Anion Gap = -ve charge of unmeasured ions
Anion Gap = [Na+] + [K+] - ([Cl-] + [HCO3-])
→ if lactic acidosis, we use HCO3- to neutralize the acid from lactic acid dissociation. So in this case, HCO3- is utilized and not replaced with anything → Increase anion gap.
→ if diarrhea, we totally lost HCO3- from the intestinal fluid. But our body retained Cl- to neutralize the electrical charge.
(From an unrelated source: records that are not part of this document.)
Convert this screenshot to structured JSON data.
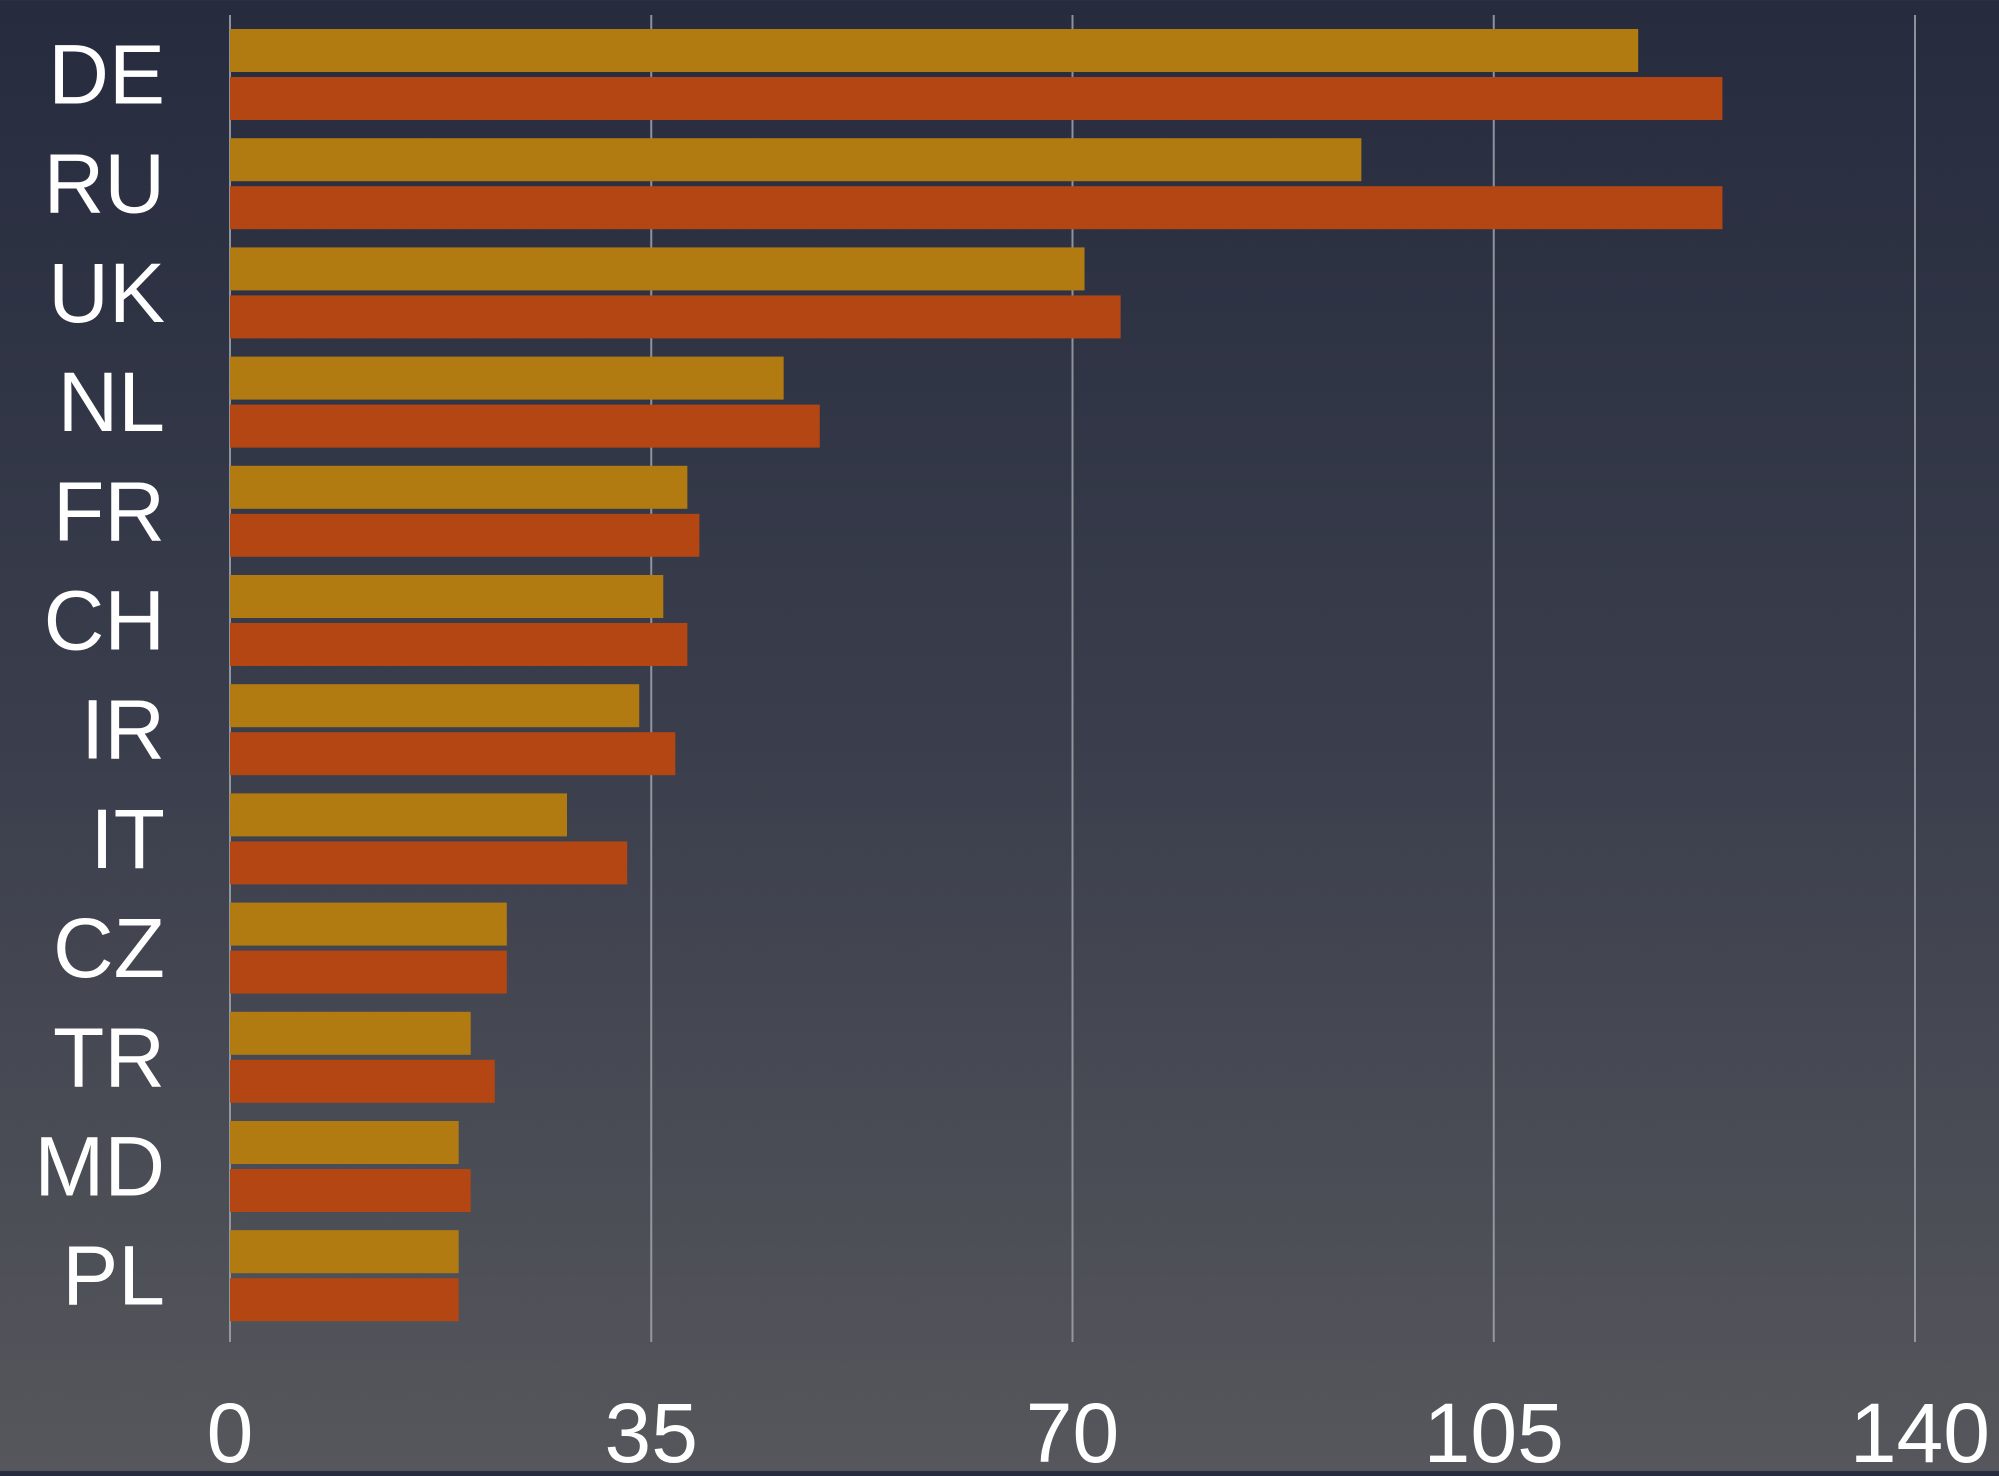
{
  "chart_data": {
    "type": "bar",
    "orientation": "horizontal",
    "title": "",
    "xlabel": "",
    "ylabel": "",
    "categories": [
      "DE",
      "RU",
      "UK",
      "NL",
      "FR",
      "CH",
      "IR",
      "IT",
      "CZ",
      "TR",
      "MD",
      "PL"
    ],
    "series": [
      {
        "color": "#b27b12",
        "values": [
          117,
          94,
          71,
          46,
          38,
          36,
          34,
          28,
          23,
          20,
          19,
          19
        ]
      },
      {
        "color": "#b34612",
        "values": [
          124,
          124,
          74,
          49,
          39,
          38,
          37,
          33,
          23,
          22,
          20,
          19
        ]
      }
    ],
    "xlim": [
      0,
      140
    ],
    "xticks": [
      0,
      35,
      70,
      105,
      140
    ],
    "grid": true,
    "legend": "none",
    "text_color": "#ffffff",
    "grid_color": "#a0a3aa"
  }
}
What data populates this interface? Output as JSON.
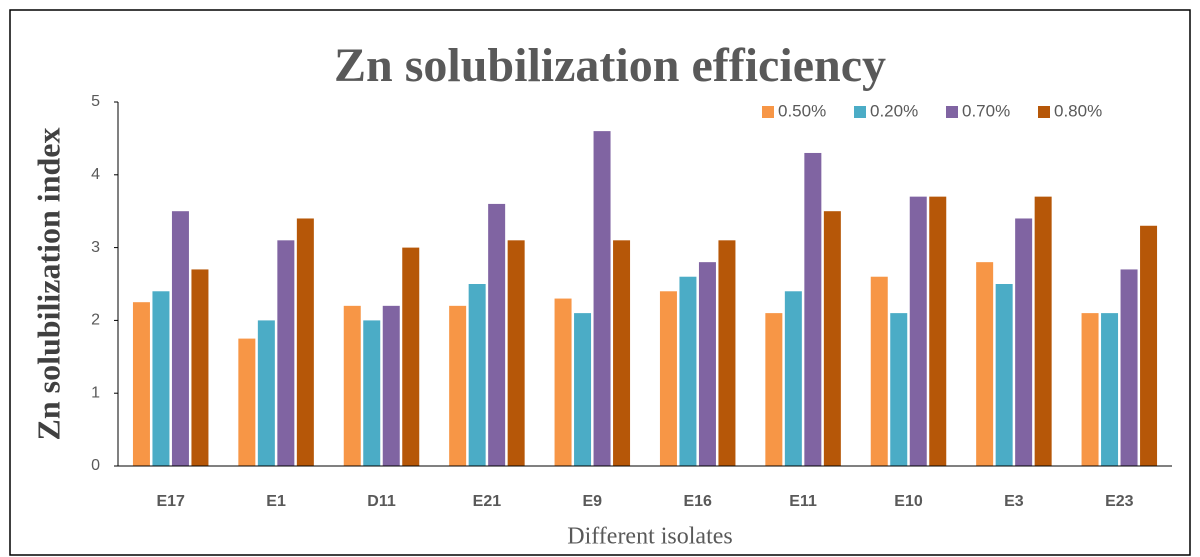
{
  "chart_data": {
    "type": "bar",
    "title": "Zn solubilization efficiency",
    "x_label": "Different isolates",
    "y_label": "Zn solubilization index",
    "categories": [
      "E17",
      "E1",
      "D11",
      "E21",
      "E9",
      "E16",
      "E11",
      "E10",
      "E3",
      "E23"
    ],
    "series": [
      {
        "name": "0.50%",
        "color": "#f79646",
        "values": [
          2.25,
          1.75,
          2.2,
          2.2,
          2.3,
          2.4,
          2.1,
          2.6,
          2.8,
          2.1
        ]
      },
      {
        "name": "0.20%",
        "color": "#4bacc6",
        "values": [
          2.4,
          2.0,
          2.0,
          2.5,
          2.1,
          2.6,
          2.4,
          2.1,
          2.5,
          2.1
        ]
      },
      {
        "name": "0.70%",
        "color": "#8064a2",
        "values": [
          3.5,
          3.1,
          2.2,
          3.6,
          4.6,
          2.8,
          4.3,
          3.7,
          3.4,
          2.7
        ]
      },
      {
        "name": "0.80%",
        "color": "#b65708",
        "values": [
          2.7,
          3.4,
          3.0,
          3.1,
          3.1,
          3.1,
          3.5,
          3.7,
          3.7,
          3.3
        ]
      }
    ],
    "ylim": [
      0,
      5
    ],
    "yticks": [
      0,
      1,
      2,
      3,
      4,
      5
    ],
    "grid": false,
    "legend": "top-right"
  }
}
No total net lost → Anion gap normal.

Acid-base status in Salicylate Poisoning
- Mixed acid-base disorder
→ Early - Primary respiratory alkalosis (Hyperventilating)
→ Late - Metabolic acidosis (HAGMA)

Henderson-Hasselbalch equation
pH = 6.1 + log [HCO3-]/0.03 x pCO2

Reaction of Hyperventilating
CO2 + H2O ←> H2CO3 ←> H+ + HCO3-
- CO2 combines with water (catalyzed by carbonic anhydrase) to form carbonic acid (H2CO3).
- Carbonic acid dissociates into H+ and HCO3-
- This rxn is reversible and helps maintain acid-base balance.
- In hyperventilation, CO2 is lost, shifting the reaction to the left, decreasing H+ concentration and increasing pH (respiratory alkalosis)

Why HCO3- is low?
1. Early phase
- Hyperventilation lowers PCO2 (respiratory alkalosis)
- The kidneys compensate by excreting bicarbonate, reducing plasma HCO3-.

2. Late phase
- Salicylates uncouple oxidative phosphorylation, causing increased production of lactic acid and ketoacids.
- Bicarbonate is consumed while buffering these excess acids.
- This leads to high anion gap metabolic acidosis.

Renal compensation
- In response to respiratory alkalosis (high pH, low H+), the kidneys:
→ Decrease H+ secretion - don’t want further losses in urine.
→ Decrease HCO3- reabsorption in the PCT.
→ Increase bicarbonate excretion in urine.
→ Retain H+.

How does acetylsalicylic acid cause hyperventilation?
- Salicylate directly stimulates the respiratory centre in the medulla oblongata.
- This increases the rate and depth of breathing (hyperventilation).
- Excessive exhalation of CO2 lowers PCO2.
- The fall in CO2 reduces H+ concentration, producing primary respiratory alkalosis.